Cohen, who initially wanted a two-thirds majority but agreed to Bakk’s three-fifths margin, told a committee hearing that the 2012 experience was the “elephant in the room,” showing the effect of putting highly partisan issues to a vote. Cohen said both parties have done this over the years.
“If you’re going to amend the Constitution, that should be done on a bipartisan basis,” Cohen said.
Getting a proposed amendment on the ballot is relatively easy. Passage is not. An amendment must get a majority of the votes cast on the ballot question. Those who vote for high offices but ignore the amendment question are counted as “no” votes.
Bakk’s proposal would require 81 votes in the House, instead of the bare majority of 68, and 41 in the Senate instead of 34. Had that threshold been in place in 2012, neither the marriage ban nor voter ID would have had the support to go on the ballot.
People change state constitutions. Forty-nine of 50 states (Delaware is the outlier) require voters to approve amendments. To get amendments on the ballot, 26 states require a supermajority vote in the Legislature. There are 17 states, like Minnesota, that require only a simple majority, but some of those states, including Wisconsin, make it harder by requiring two legislative votes with an election intervening.
Since Minnesota became a state in 1858, there have been 213 proposed amendments to the Constitution, with 120 adopted. From 1982 until the defeats of 2012, only one of 18 amendments failed — a period in which voters established the Minnesota Lottery and racetrack betting, provided for limited recall of misbehaving officials and abolished the position of state treasurer.
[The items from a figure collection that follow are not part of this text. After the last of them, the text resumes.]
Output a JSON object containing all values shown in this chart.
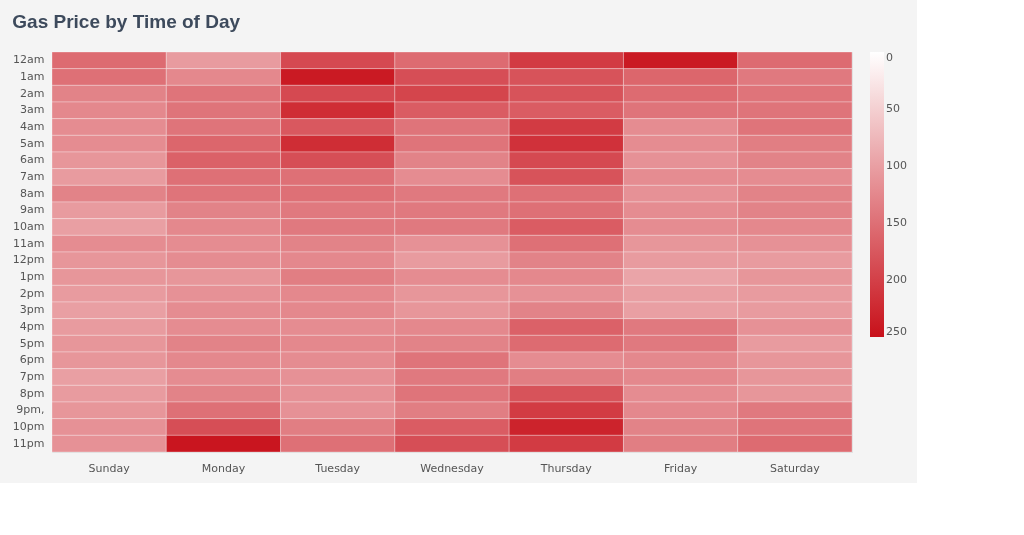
{
  "chart_data": {
    "type": "heatmap",
    "title": "Gas Price by Time of Day",
    "categories": [
      "Sunday",
      "Monday",
      "Tuesday",
      "Wednesday",
      "Thursday",
      "Friday",
      "Saturday"
    ],
    "y_categories": [
      "12am",
      "1am",
      "2am",
      "3am",
      "4am",
      "5am",
      "6am",
      "7am",
      "8am",
      "9am",
      "10am",
      "11am",
      "12pm",
      "1pm",
      "2pm",
      "3pm",
      "4pm",
      "5pm",
      "6pm",
      "7pm",
      "8pm",
      "9pm,",
      "10pm",
      "11pm"
    ],
    "cells": [
      [
        155,
        105,
        190,
        155,
        205,
        240,
        155
      ],
      [
        150,
        125,
        240,
        185,
        180,
        160,
        140
      ],
      [
        130,
        145,
        190,
        195,
        180,
        155,
        145
      ],
      [
        125,
        145,
        220,
        170,
        170,
        145,
        145
      ],
      [
        120,
        145,
        175,
        145,
        205,
        120,
        145
      ],
      [
        120,
        160,
        220,
        145,
        215,
        120,
        135
      ],
      [
        110,
        165,
        185,
        130,
        190,
        115,
        130
      ],
      [
        105,
        150,
        150,
        120,
        180,
        120,
        120
      ],
      [
        130,
        145,
        150,
        140,
        150,
        115,
        130
      ],
      [
        105,
        130,
        140,
        140,
        150,
        120,
        130
      ],
      [
        100,
        125,
        140,
        140,
        170,
        120,
        125
      ],
      [
        120,
        120,
        130,
        115,
        150,
        110,
        115
      ],
      [
        110,
        120,
        125,
        105,
        130,
        105,
        105
      ],
      [
        110,
        110,
        135,
        120,
        125,
        95,
        110
      ],
      [
        105,
        115,
        125,
        110,
        115,
        100,
        105
      ],
      [
        100,
        120,
        125,
        110,
        130,
        100,
        105
      ],
      [
        105,
        120,
        120,
        125,
        165,
        140,
        115
      ],
      [
        110,
        130,
        125,
        130,
        155,
        140,
        105
      ],
      [
        110,
        125,
        120,
        145,
        120,
        125,
        110
      ],
      [
        100,
        120,
        115,
        140,
        135,
        125,
        110
      ],
      [
        105,
        130,
        115,
        145,
        180,
        120,
        110
      ],
      [
        110,
        150,
        115,
        135,
        205,
        125,
        140
      ],
      [
        115,
        185,
        135,
        170,
        230,
        130,
        145
      ],
      [
        115,
        245,
        150,
        185,
        205,
        135,
        155
      ]
    ],
    "clim": [
      0,
      250
    ],
    "cticks": [
      0,
      50,
      100,
      150,
      200,
      250
    ],
    "colors": [
      "#ffffff",
      "#c8101a"
    ],
    "grid": false
  }
}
The most significant recent amendment passed was the 2008 “Legacy” amendment, which raised the statewide sales tax and dedicated that money to outdoors and arts programs for the next quarter-century.
That was a controversial measure in the Legislature, but it went on the ballot with support from members of both parties and would have met Bakk’s 60 percent support threshold had it been in effect.
Politics is part of the calculation in deciding when to put a measure on the ballot. In 2012, the GOP lost both its amendments and control of the House and Senate, and many argue the two are related. House Speaker Paul Thissen, DFL-Minneapolis, whose members stand for re-election in November, is not as amendment-friendly as Bakk, whose members will not be on the ballot until 2016.
Bakk’s proposal and a constitutional change aimed at insulating the judiciary from highly partisan election campaigns are at the head of the amendment queue for 2014. But the speaker has indicated he wants to keep the brakes on.